I only have two tracks in the timeline. One is an MP4, and the other is the wav. Only the MP4 has filters applied.

Regards,

Scotty

This is as expected because grain adds a lot more information that cannot be removed without reducing the quality level to force it out.

1 Like

I lost my bet; I was betting on OldFilm-Dust.

But the principle is the same: lots of tiny bits of information, distributed uniquely across each frame.

Its the same priciple as with JPG-compression or all other lossy compression algorithms: the more fine detail in the photo (or film) the bigger the file size.
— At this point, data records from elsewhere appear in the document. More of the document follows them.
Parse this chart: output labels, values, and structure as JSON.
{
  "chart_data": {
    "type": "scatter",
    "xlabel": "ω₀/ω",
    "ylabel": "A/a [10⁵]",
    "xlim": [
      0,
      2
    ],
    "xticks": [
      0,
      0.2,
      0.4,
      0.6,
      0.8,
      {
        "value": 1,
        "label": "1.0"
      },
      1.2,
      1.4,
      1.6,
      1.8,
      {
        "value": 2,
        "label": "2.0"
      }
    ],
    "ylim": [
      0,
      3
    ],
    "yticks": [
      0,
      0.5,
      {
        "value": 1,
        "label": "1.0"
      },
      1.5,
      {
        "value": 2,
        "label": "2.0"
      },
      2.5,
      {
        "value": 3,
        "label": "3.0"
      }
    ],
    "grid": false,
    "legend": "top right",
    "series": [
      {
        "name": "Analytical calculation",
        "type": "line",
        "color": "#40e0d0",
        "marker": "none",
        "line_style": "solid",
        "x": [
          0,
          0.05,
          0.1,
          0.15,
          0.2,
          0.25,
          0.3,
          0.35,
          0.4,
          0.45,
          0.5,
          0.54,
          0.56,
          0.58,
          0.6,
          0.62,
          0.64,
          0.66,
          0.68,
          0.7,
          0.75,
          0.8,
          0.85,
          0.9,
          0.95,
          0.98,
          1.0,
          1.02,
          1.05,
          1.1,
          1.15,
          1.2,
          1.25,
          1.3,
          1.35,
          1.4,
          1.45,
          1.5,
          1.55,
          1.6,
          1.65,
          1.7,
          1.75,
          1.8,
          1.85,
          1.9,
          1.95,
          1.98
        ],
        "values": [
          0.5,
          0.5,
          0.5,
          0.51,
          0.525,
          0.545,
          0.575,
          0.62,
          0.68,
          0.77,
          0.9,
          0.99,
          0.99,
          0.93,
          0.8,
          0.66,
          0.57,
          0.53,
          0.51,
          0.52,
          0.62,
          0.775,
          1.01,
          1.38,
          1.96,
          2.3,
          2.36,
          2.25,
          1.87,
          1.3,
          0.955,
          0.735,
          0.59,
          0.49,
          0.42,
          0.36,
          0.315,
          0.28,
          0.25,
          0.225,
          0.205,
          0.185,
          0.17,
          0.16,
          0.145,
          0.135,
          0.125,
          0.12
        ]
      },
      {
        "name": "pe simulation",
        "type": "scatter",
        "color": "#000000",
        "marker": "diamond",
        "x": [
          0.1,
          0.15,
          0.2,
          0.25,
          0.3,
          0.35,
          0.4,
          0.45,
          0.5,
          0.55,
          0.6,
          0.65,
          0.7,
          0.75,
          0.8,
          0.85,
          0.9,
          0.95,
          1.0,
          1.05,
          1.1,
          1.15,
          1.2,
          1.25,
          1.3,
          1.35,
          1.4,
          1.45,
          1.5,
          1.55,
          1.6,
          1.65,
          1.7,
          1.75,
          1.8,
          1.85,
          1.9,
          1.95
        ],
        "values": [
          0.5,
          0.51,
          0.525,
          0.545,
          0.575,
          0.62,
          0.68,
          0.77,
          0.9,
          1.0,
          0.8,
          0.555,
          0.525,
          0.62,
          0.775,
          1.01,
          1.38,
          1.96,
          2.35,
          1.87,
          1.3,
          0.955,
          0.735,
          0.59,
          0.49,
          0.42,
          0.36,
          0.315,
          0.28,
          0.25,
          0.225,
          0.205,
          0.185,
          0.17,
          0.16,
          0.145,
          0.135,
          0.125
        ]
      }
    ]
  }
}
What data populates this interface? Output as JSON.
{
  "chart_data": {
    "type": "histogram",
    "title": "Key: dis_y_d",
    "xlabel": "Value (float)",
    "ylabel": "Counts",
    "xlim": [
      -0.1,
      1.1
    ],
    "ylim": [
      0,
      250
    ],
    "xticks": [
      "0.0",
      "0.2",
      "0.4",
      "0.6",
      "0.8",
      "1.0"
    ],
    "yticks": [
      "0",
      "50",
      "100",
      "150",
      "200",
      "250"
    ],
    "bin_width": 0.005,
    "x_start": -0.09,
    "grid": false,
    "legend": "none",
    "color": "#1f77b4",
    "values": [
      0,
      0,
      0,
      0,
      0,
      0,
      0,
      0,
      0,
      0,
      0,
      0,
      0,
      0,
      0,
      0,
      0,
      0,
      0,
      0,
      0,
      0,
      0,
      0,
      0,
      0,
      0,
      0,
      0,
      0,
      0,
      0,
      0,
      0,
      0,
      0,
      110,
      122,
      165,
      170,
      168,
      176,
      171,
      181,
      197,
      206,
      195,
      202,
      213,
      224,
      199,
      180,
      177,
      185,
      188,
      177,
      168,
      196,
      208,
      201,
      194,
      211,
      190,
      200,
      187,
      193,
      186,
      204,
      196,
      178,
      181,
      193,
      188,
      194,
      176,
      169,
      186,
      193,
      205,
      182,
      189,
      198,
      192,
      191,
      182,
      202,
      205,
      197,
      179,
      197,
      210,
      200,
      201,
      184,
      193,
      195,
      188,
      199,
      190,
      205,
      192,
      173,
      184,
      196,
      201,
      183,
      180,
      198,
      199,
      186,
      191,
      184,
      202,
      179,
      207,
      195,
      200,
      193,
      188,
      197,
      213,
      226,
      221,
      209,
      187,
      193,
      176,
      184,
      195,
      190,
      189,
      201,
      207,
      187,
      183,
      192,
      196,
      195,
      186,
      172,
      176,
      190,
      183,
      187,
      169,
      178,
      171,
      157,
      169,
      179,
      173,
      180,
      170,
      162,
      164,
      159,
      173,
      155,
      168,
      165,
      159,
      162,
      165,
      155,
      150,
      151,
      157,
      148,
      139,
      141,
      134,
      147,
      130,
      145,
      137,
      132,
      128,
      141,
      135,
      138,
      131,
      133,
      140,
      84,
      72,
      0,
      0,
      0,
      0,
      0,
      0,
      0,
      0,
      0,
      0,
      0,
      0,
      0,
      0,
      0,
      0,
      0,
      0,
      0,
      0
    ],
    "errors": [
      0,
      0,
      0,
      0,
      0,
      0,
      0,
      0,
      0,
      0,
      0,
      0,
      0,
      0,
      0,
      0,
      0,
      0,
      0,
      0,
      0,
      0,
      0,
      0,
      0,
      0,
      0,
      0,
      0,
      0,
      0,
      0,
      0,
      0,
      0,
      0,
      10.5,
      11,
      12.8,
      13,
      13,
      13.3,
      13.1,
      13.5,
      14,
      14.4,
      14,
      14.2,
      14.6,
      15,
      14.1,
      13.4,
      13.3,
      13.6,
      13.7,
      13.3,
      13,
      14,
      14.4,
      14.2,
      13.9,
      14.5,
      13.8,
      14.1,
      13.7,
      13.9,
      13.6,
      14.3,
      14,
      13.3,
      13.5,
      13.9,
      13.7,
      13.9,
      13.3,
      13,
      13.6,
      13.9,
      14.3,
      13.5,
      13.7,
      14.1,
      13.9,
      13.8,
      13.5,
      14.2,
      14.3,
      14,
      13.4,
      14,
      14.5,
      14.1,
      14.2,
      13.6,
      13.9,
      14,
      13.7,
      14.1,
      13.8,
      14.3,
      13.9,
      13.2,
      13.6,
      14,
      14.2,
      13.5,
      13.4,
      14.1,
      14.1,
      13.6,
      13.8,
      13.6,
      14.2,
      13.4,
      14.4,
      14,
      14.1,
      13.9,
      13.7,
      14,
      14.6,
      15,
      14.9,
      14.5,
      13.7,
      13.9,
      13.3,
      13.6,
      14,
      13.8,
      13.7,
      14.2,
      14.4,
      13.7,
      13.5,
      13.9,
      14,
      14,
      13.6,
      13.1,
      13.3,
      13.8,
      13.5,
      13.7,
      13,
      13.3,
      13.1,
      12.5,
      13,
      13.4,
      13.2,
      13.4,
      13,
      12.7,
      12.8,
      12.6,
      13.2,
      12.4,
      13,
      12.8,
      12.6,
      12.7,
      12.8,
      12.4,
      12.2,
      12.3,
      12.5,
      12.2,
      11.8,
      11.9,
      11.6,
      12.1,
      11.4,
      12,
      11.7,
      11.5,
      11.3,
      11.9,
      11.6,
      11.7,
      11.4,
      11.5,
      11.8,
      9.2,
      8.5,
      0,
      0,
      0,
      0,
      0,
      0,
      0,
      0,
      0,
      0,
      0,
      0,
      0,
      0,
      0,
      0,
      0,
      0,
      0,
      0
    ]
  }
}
Adding fine grain noise is the worst you can probably do with respect to file size. Just be careful with those filters that add a lot of detail - at least be aware of what you are doing :wink: For a comparison: look at a photo with just a blue sky (or anything else with no detail). Then take a photo of grass, bushes with lots of fine detail. At the same jpg-compression rate you will have much bigger file sizes.